The winter light in December, against which such shadows pronounce themselves - or (think of it as) the background drone of, say, a cello note as there is a reckoning in the heavens and day and night are balanced - make me feel somewhat less morbid and possibly even mainstream in my slouching toward Bethlehem’s darker streets. That is to say, I feel less neurotic than I might about associating a season to be jolly with mystery and terror. I might have just spit that out, but I’ve been reading Wilkie Collins, another Victorian novelist (and friend of Dickens) who addressed Christmas with crime, ghosts, and horror.
I was propelled toward Collins by novelist Dan Simmons and his book Drood. The title comes from Charles Dickens’s final and uncompleted work-in-progress, The Mystery of Edwin Drood. Collins and Dickens were friends and collaborators. The dust jacket also goes on to describe the former of the two, author of The Woman in White and The Moonstone, as a “Salieri-esque secret rival.”
Though the story spans several years from the 1860s to the 1870s, several Christmases play key roles, as do opium and laudanum. Oddly appropriate, maybe, in that I bought the nearly 800-page book in October before a long hospital stay. I thought to myself, “This would be a fine volume to take to bed for the winter, along with a large vat of laudanum.” Considering the amount of synthetic opiates I was given over the next few weeks, the combination of my buzz and debilitating pain and Wilkie Collins opium/laudanum dreams (or were they?) was a fortuitous and agreeable one. The repulsion, discomfort, and vague horror of plastic tubes of fluid issuing from just below my diaphragm was echoed by the unspeakable Drood introducing an Egyptian scarab into the same area of Collins’s torso, which burrows its way into his flesh à la Alien and invades the author’s brain. Capital stuff! If it seems I’ve said too much, you ain’t (Cockney enough and in keeping here) heard nothing yet.

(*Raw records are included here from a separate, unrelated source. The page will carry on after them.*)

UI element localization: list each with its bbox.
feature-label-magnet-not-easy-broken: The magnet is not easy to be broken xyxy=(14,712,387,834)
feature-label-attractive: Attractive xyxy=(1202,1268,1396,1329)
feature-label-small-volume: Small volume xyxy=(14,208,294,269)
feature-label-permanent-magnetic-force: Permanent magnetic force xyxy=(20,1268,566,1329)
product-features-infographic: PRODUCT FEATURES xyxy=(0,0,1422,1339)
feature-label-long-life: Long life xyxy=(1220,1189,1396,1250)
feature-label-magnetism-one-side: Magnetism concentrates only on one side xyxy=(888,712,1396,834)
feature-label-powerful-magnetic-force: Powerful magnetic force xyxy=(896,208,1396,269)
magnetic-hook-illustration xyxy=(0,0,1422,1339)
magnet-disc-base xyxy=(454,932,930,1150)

This is all by way of recommending a great Christmas gift. You may still have a day or two, if you pick up the paper in time, for a twisted and literary friend, or a winter read for yourself in the new year — opium not strictly necessary.

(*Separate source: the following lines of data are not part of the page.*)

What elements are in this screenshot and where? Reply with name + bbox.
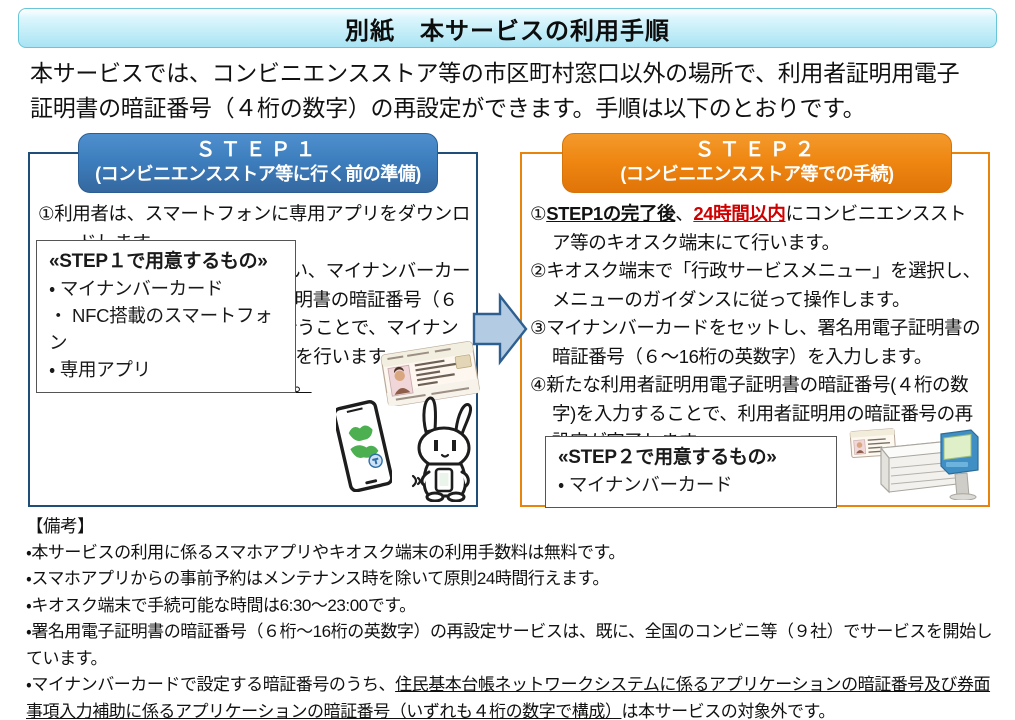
step2-title: ＳＴＥＰ２ xyxy=(573,138,941,162)
step1-prepare-box: «STEP１で用意するもの» ・ マイナンバーカード ・ NFC搭載のスマートフ… xyxy=(36,240,296,393)
step1-subtitle: (コンビニエンスストア等に行く前の準備) xyxy=(89,162,427,186)
step1-prepare-item-3: ・ 専用アプリ xyxy=(49,356,283,383)
step1-prepare-item-2: ・ NFC搭載のスマートフォン xyxy=(49,302,283,356)
step2-item-3: ③マイナンバーカードをセットし、署名用電子証明書の暗証番号（６～16桁の英数字）… xyxy=(530,314,984,371)
note-item-2: ・スマホアプリからの事前予約はメンテナンス時を除いて原則24時間行えます。 xyxy=(26,566,1001,593)
step1-title: ＳＴＥＰ１ xyxy=(89,138,427,162)
step2-item-1-red: 24時間以内 xyxy=(693,203,785,224)
notes-heading: 【備考】 xyxy=(26,513,1001,540)
intro-line-2: 証明書の暗証番号（４桁の数字）の再設定ができます。手順は以下のとおりです。 xyxy=(30,91,990,126)
step2-item-2: ②キオスク端末で「行政サービスメニュー」を選択し、メニューのガイダンスに従って操… xyxy=(530,257,984,314)
note-item-5: ・マイナンバーカードで設定する暗証番号のうち、住民基本台帳ネットワークシステムに… xyxy=(26,672,1001,720)
page-title-banner: 別紙 本サービスの利用手順 xyxy=(18,8,997,48)
step1-prepare-item-1: ・ マイナンバーカード xyxy=(49,275,283,302)
step2-item-2-marker: ② xyxy=(530,260,546,281)
intro-paragraph: 本サービスでは、コンビニエンスストア等の市区町村窓口以外の場所で、利用者証明用電… xyxy=(30,56,990,126)
note-item-1: ・本サービスの利用に係るスマホアプリやキオスク端末の利用手数料は無料です。 xyxy=(26,540,1001,567)
step1-prepare-heading: «STEP１で用意するもの» xyxy=(49,248,283,275)
step2-prepare-item-1: ・ マイナンバーカード xyxy=(558,471,824,498)
step1-item-1-marker: ① xyxy=(38,203,54,224)
step2-item-1: ①STEP1の完了後、24時間以内にコンビニエンスストア等のキオスク端末にて行い… xyxy=(530,200,984,257)
note-item-5-suffix: は本サービスの対象外です。 xyxy=(621,702,834,720)
step2-item-1-marker: ① xyxy=(530,203,546,224)
step2-item-4-marker: ④ xyxy=(530,374,546,395)
note-item-5-prefix: ・マイナンバーカードで設定する暗証番号のうち、 xyxy=(26,675,395,694)
step2-item-3-text: マイナンバーカードをセットし、署名用電子証明書の暗証番号（６～16桁の英数字）を… xyxy=(546,317,980,367)
document-page: 別紙 本サービスの利用手順 本サービスでは、コンビニエンスストア等の市区町村窓口… xyxy=(0,0,1015,720)
step2-header: ＳＴＥＰ２ (コンビニエンスストア等での手続) xyxy=(562,133,952,193)
step2-item-3-marker: ③ xyxy=(530,317,546,338)
step2-prepare-heading: «STEP２で用意するもの» xyxy=(558,444,824,471)
step2-item-1-mid: 、 xyxy=(675,203,693,224)
step2-item-2-text: キオスク端末で「行政サービスメニュー」を選択し、メニューのガイダンスに従って操作… xyxy=(546,260,980,310)
step2-prepare-box: «STEP２で用意するもの» ・ マイナンバーカード xyxy=(545,436,837,508)
note-item-3: ・キオスク端末で手続可能な時間は6:30～23:00です。 xyxy=(26,593,1001,620)
page-title: 別紙 本サービスの利用手順 xyxy=(345,11,670,46)
mascot-rabbit-icon xyxy=(396,392,494,502)
kiosk-terminal-icon xyxy=(845,418,985,500)
intro-line-1: 本サービスでは、コンビニエンスストア等の市区町村窓口以外の場所で、利用者証明用電… xyxy=(30,56,990,91)
smartphone-icon xyxy=(336,400,392,492)
flow-arrow-icon xyxy=(472,292,528,366)
note-item-4: ・署名用電子証明書の暗証番号（６桁～16桁の英数字）の再設定サービスは、既に、全… xyxy=(26,619,1001,672)
step2-item-1-bold: STEP1の完了後 xyxy=(546,203,675,224)
notes-section: 【備考】 ・本サービスの利用に係るスマホアプリやキオスク端末の利用手数料は無料で… xyxy=(26,513,1001,720)
step2-subtitle: (コンビニエンスストア等での手続) xyxy=(573,162,941,186)
step1-header: ＳＴＥＰ１ (コンビニエンスストア等に行く前の準備) xyxy=(78,133,438,193)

The utility of horror fiction (films) is partially that they can effectively, if temporarily, deflect or diffuse the real-life horror never far from our door. A well-told vampire yarn could at least distract us from the prospect of our daughter getting addicted to drugs or knocked up by a sleazy boyfriend. It may at least derail us from punching the lad’s lights out. A haunted-house tale, done right, might seem like cracking good fun compared to the blood-chilling prospect of homelessness in reality. It is this latter fear that has me in its grip lately as I look for a two-bedroom for me and my son, only to be S.O.L. due to credit reports reflecting absurd medical bills. Any sympathetic apartment owners reading?
My first Christmas story, written in 1979, appeared in a Weird Tales paperback anthology. It was titled “Solstice,” but the editor changed that to “Compliments of the Season.” It was written in Brooklyn, when I was a bartender and my son was a year and a half old; my wife stayed home to be a mother as we agreed. Buying Christmas gifts for each other and friends was problematic. The story had to do with a man who receives an anonymous present of a feather quill and a vial of blood-red ink. Testing the gift, he finds himself compelled to write a detailed confession to a series of murders. The story was my gift to my wife. My friends seemed almost relieved to receive nothing.